The jobs would have an expiry date, in other words, or at least a “continuous innovation or discovering edge cases” agenda. They would still have to get paid pretty highly, for most or many of them, also because of Baumol effects, but on balance would look a lot more like QA for everything.
We could spend vastly more to get superhuman breakthroughs in a few questions than just generally getting 40 million new workers. This could be dramatically more useful, even assuming a small hit-rate and a much larger energy expenditure.
Even assuming it takes 1000x effort in some domains and at 1% success rate, that's still 400 breakthroughs. Are they all going to be “Attention Is All You Need” level, or “Riemann Hypothesis” level or “General Relativity” level? Doubtful. See how rare those are considering the years and the number of geniuses who work on those problems.
But even a few of that caliber is inevitable and extraordinary. They would kickstart entire new industries. They'd help with scientific breakthroughs. Write extraordinarily impactful and cited papers that changes industries.
I would bet this increases scientific productivity the most, a fight against the stagnation in terms of breakthrough papers and against the rising gerontocracy that plagues science.
Interestingly enough they'd also be the least directly monetisable. Just see how we monetise PhDs. Once there's a clear view of value then sure, like PhDs going into AI training now or into finance before, but as a rule this doesn't hold.
Yes. It's quite possible that we get AI, even agentic AI, that can't autonomously fulfil entire tasks end to end like a fully general purpose human, but still can do this within more bounded domains.
Whether that's mathematics or coding or biology or materials, we could get superhuman scientists rather than a fully automated lab. This comes closer to the previous scenario, where new industries and research areas arise, instead of “here's an agent that can do anything from book complex travel itineraries to spearhead a multi-year investigation into cancer. This gets us a few superintelligences, or many more general intelligences, and we'd have to decide what's most useful considering the cost.
But this also would mean that capital is the scarce resource, and humans become like orchestrators of the jobs themselves. How much of the economy should get subsumed into silicon and energy would have to be globally understood and that'll be the key bottleneck.

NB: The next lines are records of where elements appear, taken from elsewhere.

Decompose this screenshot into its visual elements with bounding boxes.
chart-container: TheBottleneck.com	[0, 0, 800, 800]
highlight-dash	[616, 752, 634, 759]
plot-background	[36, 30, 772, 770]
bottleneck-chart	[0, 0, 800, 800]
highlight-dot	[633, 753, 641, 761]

I think of this as a mix and match a la carte menu. You might get some superhuman thought to make scientific breakthroughs, some general purpose agents to do diverse tasks and automate those, some specialists with human in the loop, in whatever combination best serves the economy.
Which means we have a few ways in which the types of AI might progress and the types of constraints that would end up affecting what the overall economy looked like. I got o1-pro to write this up.
Regardless of the exact path it seems plausible that there will be a reshuffling of the economy as AI gets more infused into the economy. In some ways our economy looks very similar to that of a few decades ago, but in others it's also dramatically different in small and large ways which makes it incomparable.
I made a mistake with the math in the next point mixing GPU-hours and GPUs so removed the next bullet point.
While this is true, if an LLM burns thousands of dollars of compute for a single “task,” it’s only appealing if it’s either extremely fast, extremely high‐quality, or you need the task done concurrently at massive scale.